O passeio pela história no Museu começa com a chegada das primeiras mudas da planta ao País, passa pela profissionalização das plantações e da mão de obra, a chegada dos imigrantes japoneses e europeus. Há mapas da expansão das estradas de ferro em todo o Estado e no prédio funciona um Centro de Informação e Documentação.
O imóvel foi tombado pelo Conselho de Defesa do Patrimônio Cultural de Santos (Condepasa) e o Conselho de Defesa do Patrimônio Histórico, Arqueológico, Artístico e Turístico (Condephaat). Atualmente está sob gestão do governo estadual. A cafeteria funciona de segunda a sábado, das 8h às 18h e, aos domingos, entre 10h e 18h.
São Vicente, primeira vila do país
O passado colonial está bem preservado. São Vicente tem 480 anos, praticamente nasceu junto com a descoberta do Brasil. A primeira missa foi celebrada nas areias da praia do Gonzaguinha.

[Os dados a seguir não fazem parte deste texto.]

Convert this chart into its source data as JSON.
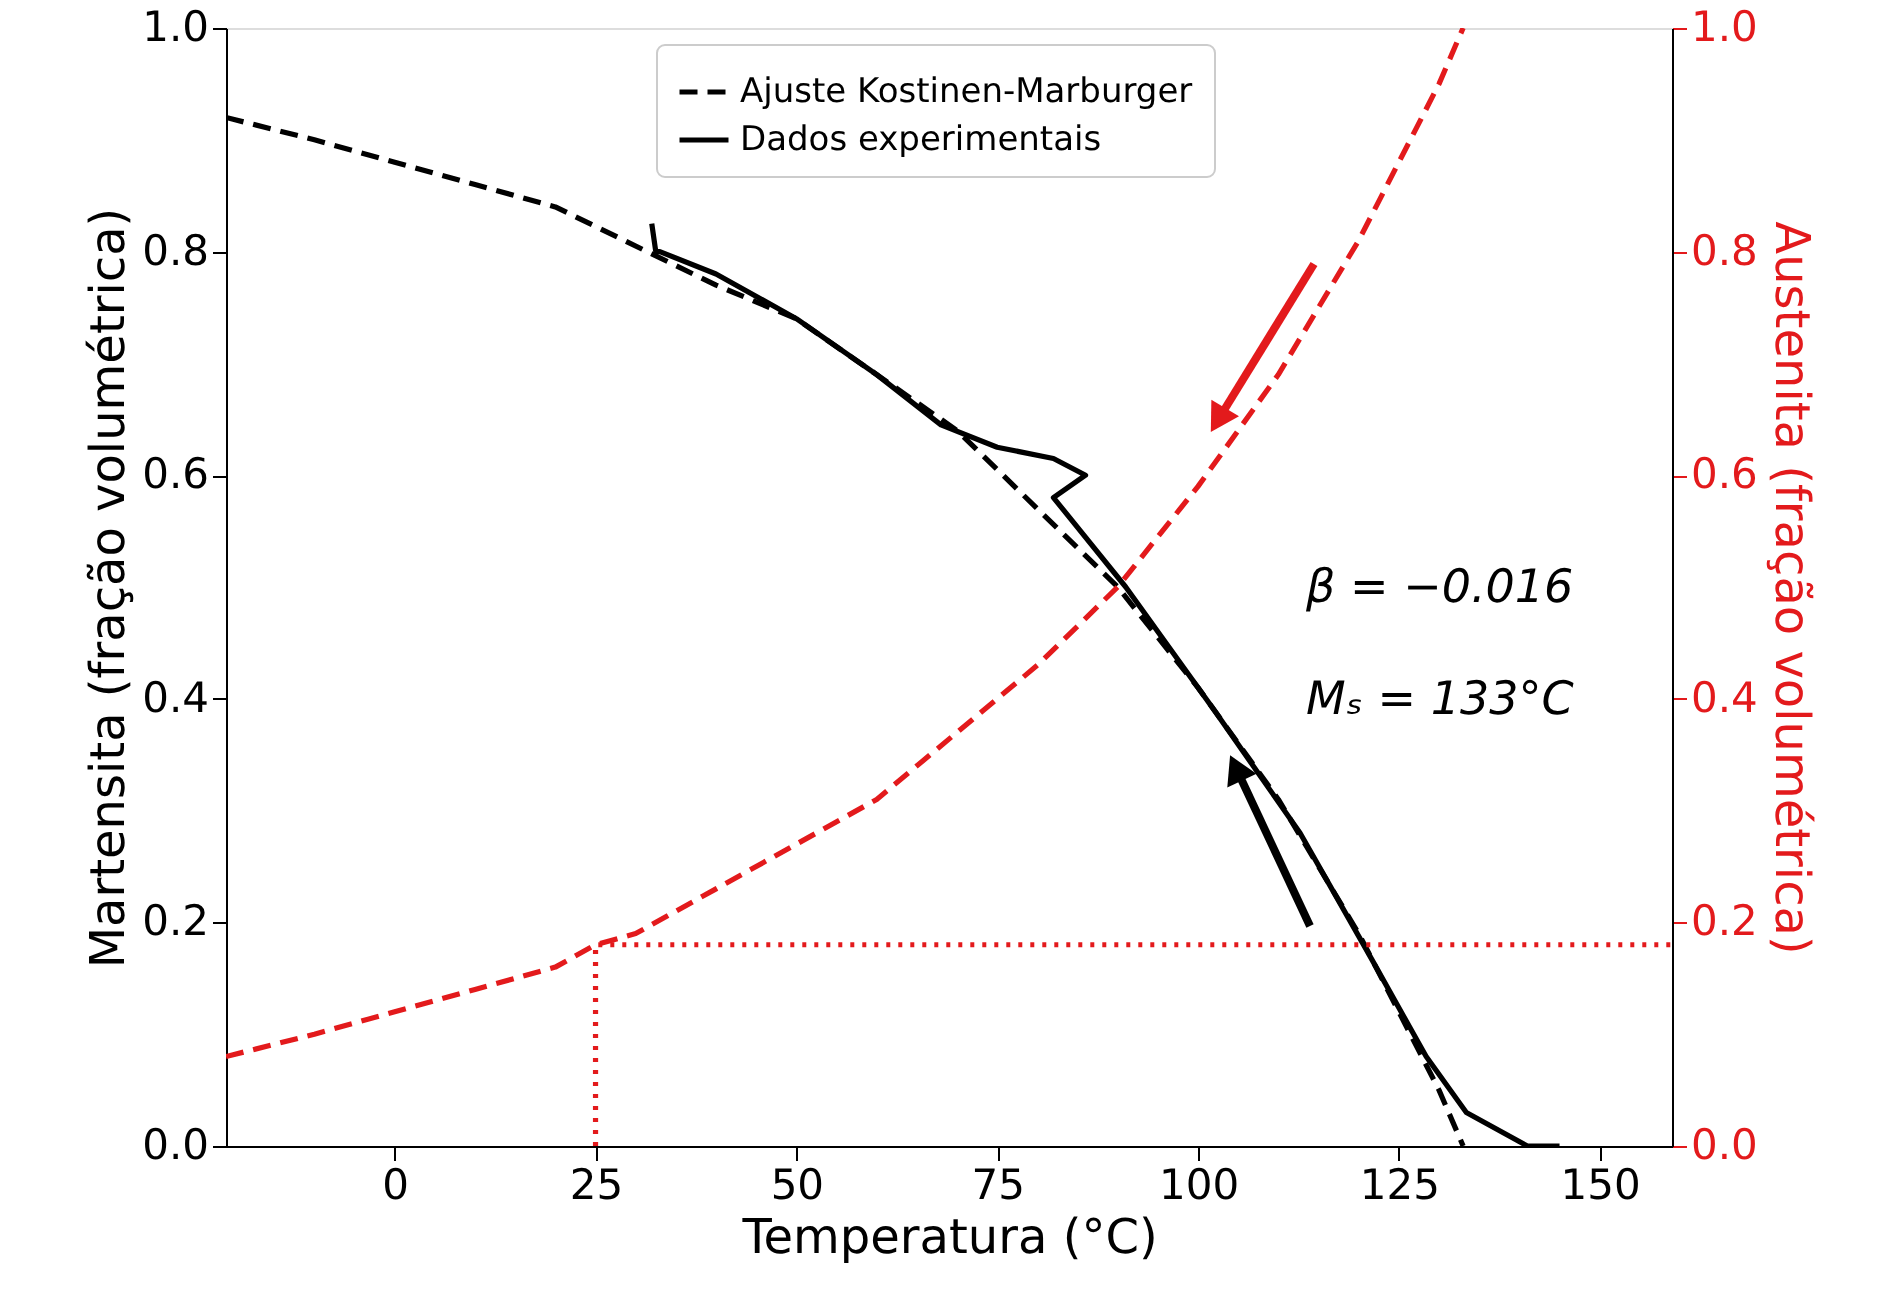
{
  "chart_data": {
    "type": "line",
    "xlabel": "Temperatura (°C)",
    "ylabel": "Martensita (fração volumétrica)",
    "y2label": "Austenita (fração volumétrica)",
    "xlim": [
      -21,
      159
    ],
    "ylim": [
      0,
      1
    ],
    "y2lim": [
      0,
      1
    ],
    "xticks": [
      0,
      25,
      50,
      75,
      100,
      125,
      150
    ],
    "yticks": [
      {
        "value": 0,
        "label": "0.0"
      },
      {
        "value": 0.2,
        "label": "0.2"
      },
      {
        "value": 0.4,
        "label": "0.4"
      },
      {
        "value": 0.6,
        "label": "0.6"
      },
      {
        "value": 0.8,
        "label": "0.8"
      },
      {
        "value": 1,
        "label": "1.0"
      }
    ],
    "y2ticks": [
      {
        "value": 0,
        "label": "0.0"
      },
      {
        "value": 0.2,
        "label": "0.2"
      },
      {
        "value": 0.4,
        "label": "0.4"
      },
      {
        "value": 0.6,
        "label": "0.6"
      },
      {
        "value": 0.8,
        "label": "0.8"
      },
      {
        "value": 1,
        "label": "1.0"
      }
    ],
    "grid": false,
    "legend": "top",
    "marker": "none",
    "annotations": [
      "β = −0.016",
      "Mₛ = 133°C"
    ],
    "series": [
      {
        "name": "Ajuste Kostinen-Marburger",
        "color": "#000000",
        "line_style": "dashed",
        "x": [
          -21,
          -10,
          0,
          10,
          20,
          40,
          50,
          60,
          70,
          80,
          90,
          100,
          110,
          120,
          125,
          130,
          133
        ],
        "values": [
          0.92,
          0.9,
          0.88,
          0.86,
          0.84,
          0.77,
          0.74,
          0.69,
          0.64,
          0.57,
          0.5,
          0.41,
          0.31,
          0.19,
          0.12,
          0.05,
          0
        ]
      },
      {
        "name": "Dados experimentais",
        "color": "#000000",
        "line_style": "solid",
        "x": [
          32,
          32.5,
          33,
          40,
          50,
          60,
          68,
          75,
          82,
          86,
          82,
          91,
          102,
          112.7,
          121,
          128.4,
          133.4,
          141,
          145
        ],
        "values": [
          0.825,
          0.8,
          0.8,
          0.78,
          0.74,
          0.69,
          0.645,
          0.625,
          0.615,
          0.6,
          0.58,
          0.5,
          0.39,
          0.28,
          0.175,
          0.08,
          0.03,
          0.0,
          0.0
        ]
      },
      {
        "color": "#e31a1c",
        "line_style": "dashed",
        "axis": "y2",
        "x": [
          -21,
          -10,
          0,
          10,
          20,
          25,
          30,
          40,
          50,
          60,
          70,
          80,
          90,
          100,
          110,
          120,
          125,
          130,
          133
        ],
        "values": [
          0.08,
          0.1,
          0.12,
          0.14,
          0.16,
          0.18,
          0.19,
          0.23,
          0.27,
          0.31,
          0.37,
          0.43,
          0.5,
          0.59,
          0.69,
          0.81,
          0.88,
          0.95,
          1.0
        ]
      },
      {
        "color": "#e31a1c",
        "line_style": "dotted",
        "axis": "y2",
        "x": [
          25,
          25,
          159
        ],
        "values": [
          0,
          0.18,
          0.18
        ]
      }
    ]
  }
}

É possível tomar água na "Biquinha de Anchieta" no sopé do Morro dos Barbosas, aonde o padre José de Anchieta catequisou os índios. Um quadro feito de azulejos com desenho do jesuíta está afixado em uma das paredes. Recentemente também foi construída uma estátua. Localizada na Praça 22 de Janeiro, há pequenos boxes de lojas de comércio de doces caseiros onde se realiza uma feira.
A cidade nasceu em 22 de janeiro de 1532, quando Martim Afonso de Sousa, navegador português, fundou a vila que deu início à colonização em terras brasileiras. A localidade ganhou o nome devido ao santo do dia, chamado São Vicente Mártir, também padroeiro de Lisboa.
Restaurante no alto do morro>
O Morro do Voturuá possibilita uma bela visão de Santos, São Vicente e Guarujá. O restaurante "Ao Mirante" tem um deck com as mesas direcionadas para a orla. Ali também serve de decolagem dos pilotos de asa delta e parapente.
O empresário Cezar Matiussi inaugurou o restaurante há três anos, fruto de um acaso. Dono de outro estabelecimento na Consolação em São Paulo, ele deu o cartão a um instrutor de voo, que o sugeriu a assumir o espaço que estava abandonado. Apostou no empreendimento e o negócio vingou.
É possível chegar até o morro por teleférico (R$ 18,00 ida e volta), com subida a partir da avenida da praia do José Menino ou por trilha no Morro do Voturuá com 1,5 km de distância. O repórter preferiu seguir de carro por uma estrada estreita que serpenteia o morro, cujo acesso é por Santos e também perigosa. Quem tem medo de altura vai preferir o caminho alternativo pelo chão. Crianças até 8 anos acompanhadas por adultos não pagam a viagem de teleférico. Pessoas acima de 60 anos têm desconto de 50%.
Os frutos do mar prevalecem no cardápio do "Ao Mirante", mas há pratos gourmet como Risoto de Brie com picanha na brasa e paella.
Torre Praia tem famoso filé
Perto das praias do Gonzaguinha, Milionários e Itararé fica a Torre Praia, restaurante que tem uma culinária sofisticada aonde é possível saborear desde pratos à la carte como o Filé à Daniel ? acompanha presunto, queijo, ervilha, palmito, arroz e fritas. Um dos melhores temakis da casa é o Salmão Shimeji, com cream cheese, shimeji e molho tare. A decoração do local também é sofisticada.